Desde anoche estamos oficialmente en emergencia sanitaria y las autoridades federales han ordenado la suspensión de todas las actividades no esenciales durante 30 días. Se trata de la situación más compleja a la cual se haya enfrentado nadie en tiempos de paz.

¿Qué es lo que sigue a partir de la declaración de ayer? Esencialmente, para desgracia colectiva, la incertidumbre.

Porque lo único que está claro en este momento es que debemos permanecer en casa y que prácticamente todas las actividades ordinarias, aquellas a las cuales nos encontramos vinculados la inmensa mayoría de los mexicanos, deben detenerse.

Decirlo es sencillo. Llevarlo a la práctica es terriblemente complejo. Sobre todo para la parte de la población económicamente activa que se encuentra en la economía informal, es decir, que “vive al día” y por ello necesita trabajar para sobrevivir. Hablamos de decenas de millones de personas.
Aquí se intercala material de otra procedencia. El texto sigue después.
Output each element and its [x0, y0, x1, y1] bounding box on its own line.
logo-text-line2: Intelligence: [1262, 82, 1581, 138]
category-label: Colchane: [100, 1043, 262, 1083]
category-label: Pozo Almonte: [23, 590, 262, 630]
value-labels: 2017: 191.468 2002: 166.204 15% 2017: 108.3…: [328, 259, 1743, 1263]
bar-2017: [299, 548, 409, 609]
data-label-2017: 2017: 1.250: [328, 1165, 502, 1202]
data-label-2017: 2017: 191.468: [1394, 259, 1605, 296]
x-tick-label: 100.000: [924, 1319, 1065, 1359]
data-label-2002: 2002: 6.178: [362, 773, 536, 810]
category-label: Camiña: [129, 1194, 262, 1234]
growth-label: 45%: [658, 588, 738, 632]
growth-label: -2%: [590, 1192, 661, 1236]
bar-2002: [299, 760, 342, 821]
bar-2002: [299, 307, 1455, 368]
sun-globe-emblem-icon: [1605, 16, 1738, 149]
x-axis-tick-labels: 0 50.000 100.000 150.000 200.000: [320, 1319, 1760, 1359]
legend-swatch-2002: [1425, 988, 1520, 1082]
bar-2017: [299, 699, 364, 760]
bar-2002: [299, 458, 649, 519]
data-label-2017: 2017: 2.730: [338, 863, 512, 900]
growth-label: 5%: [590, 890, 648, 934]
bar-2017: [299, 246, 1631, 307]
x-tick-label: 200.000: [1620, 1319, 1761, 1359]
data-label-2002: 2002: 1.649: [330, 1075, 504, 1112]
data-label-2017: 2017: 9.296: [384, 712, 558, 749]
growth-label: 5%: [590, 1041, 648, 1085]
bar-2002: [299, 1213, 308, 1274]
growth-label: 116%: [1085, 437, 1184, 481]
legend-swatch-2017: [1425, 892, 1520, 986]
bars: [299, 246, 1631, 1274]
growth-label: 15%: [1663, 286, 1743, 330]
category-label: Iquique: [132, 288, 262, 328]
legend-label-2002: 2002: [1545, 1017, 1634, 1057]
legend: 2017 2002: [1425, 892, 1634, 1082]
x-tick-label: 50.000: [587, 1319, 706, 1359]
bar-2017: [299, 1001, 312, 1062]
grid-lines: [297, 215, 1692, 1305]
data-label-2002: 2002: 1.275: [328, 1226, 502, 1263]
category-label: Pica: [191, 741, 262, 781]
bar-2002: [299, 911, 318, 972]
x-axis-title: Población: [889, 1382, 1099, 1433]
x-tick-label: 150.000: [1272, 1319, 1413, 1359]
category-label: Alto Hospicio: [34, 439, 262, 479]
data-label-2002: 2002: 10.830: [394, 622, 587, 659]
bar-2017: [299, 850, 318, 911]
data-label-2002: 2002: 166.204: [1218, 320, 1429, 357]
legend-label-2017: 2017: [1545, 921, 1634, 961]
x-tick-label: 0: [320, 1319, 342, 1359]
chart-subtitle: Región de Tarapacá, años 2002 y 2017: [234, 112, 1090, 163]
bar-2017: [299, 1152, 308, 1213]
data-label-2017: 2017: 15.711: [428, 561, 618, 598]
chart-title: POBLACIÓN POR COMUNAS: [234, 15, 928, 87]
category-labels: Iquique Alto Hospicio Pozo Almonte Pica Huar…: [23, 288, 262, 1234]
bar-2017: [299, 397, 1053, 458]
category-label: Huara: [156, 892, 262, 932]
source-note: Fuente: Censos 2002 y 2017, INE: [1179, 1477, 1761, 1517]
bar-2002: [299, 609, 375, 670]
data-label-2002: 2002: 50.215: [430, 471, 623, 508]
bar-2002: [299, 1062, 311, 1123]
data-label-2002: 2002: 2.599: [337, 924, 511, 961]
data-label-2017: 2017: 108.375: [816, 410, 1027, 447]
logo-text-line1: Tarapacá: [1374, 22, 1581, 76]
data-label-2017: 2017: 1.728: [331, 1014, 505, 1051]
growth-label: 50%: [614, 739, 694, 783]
Pero quienes se ubican en el otro extremo, es decir, quienes integran la parte formal de la economía doméstica, tampoco tienen el panorama despejado para las próximas cuatro semanas y fracción, porque el Gobierno de la República no ha sido claro en señalar de qué forma piensa apoyarles.

Quienes se encuentran en la parte alta de la pirámide -una pequeñísima minoría- podrán transitar sin mayores sobresaltos la cuarentena ordenada. La inmensa mayoría de la población comienza a hacer cuentas y a pensar cómo hará para llegar a la otra orilla.

El problema no es de discrepancia respecto de la pertinencia de la medida. El punto es cómo logramos que todos crucemos el pantano en el que acabamos de ingresar"

No hay duda que la supresión del contacto social es absolutamente necesaria. No hay duda que las consecuencias serían peores para todos si actuamos en sentido contrario, pues ello volvería devastadoras las consecuencias de la pandemia.

El problema no es de discrepancia respecto de la pertinencia de la medida. El punto es cómo logramos que todos crucemos el pantano en el que acabamos de ingresar.

La respuesta es sólo una: se requiere un paquete de apoyos fiscales que le permitan a todas las personas a quienes se ha ordenado parar su actividades, sobrevivir por largos, larguísimos 30 días.

Lo prioritario, por supuesto, es proteger la salud y la vida de las personas. Pero si la economía perece durante esta crisis entonces de nada habrá servido llegar vivos al final, pues las consecuencias que padeceremos provocarán, a la larga, mayores perjuicios en la salud de las personas y, todavía peor, un mayor número de muertes.

El Gobierno de la República tiene el poder y la obligación de diseñar e implementar, con el mismo vigor con el cual nos ha ordenado permanecer en nuestras casas, las medidas de alivio económico que impidan la destrucción de la planta laboral del país.

Se ha repetido hasta la saciedad que “México se adelantó” y que el Gobierno Federal tiene tres meses preparándose para la contingencia. Es el momento de mostrar que no se trata solo de una frase de ocasión.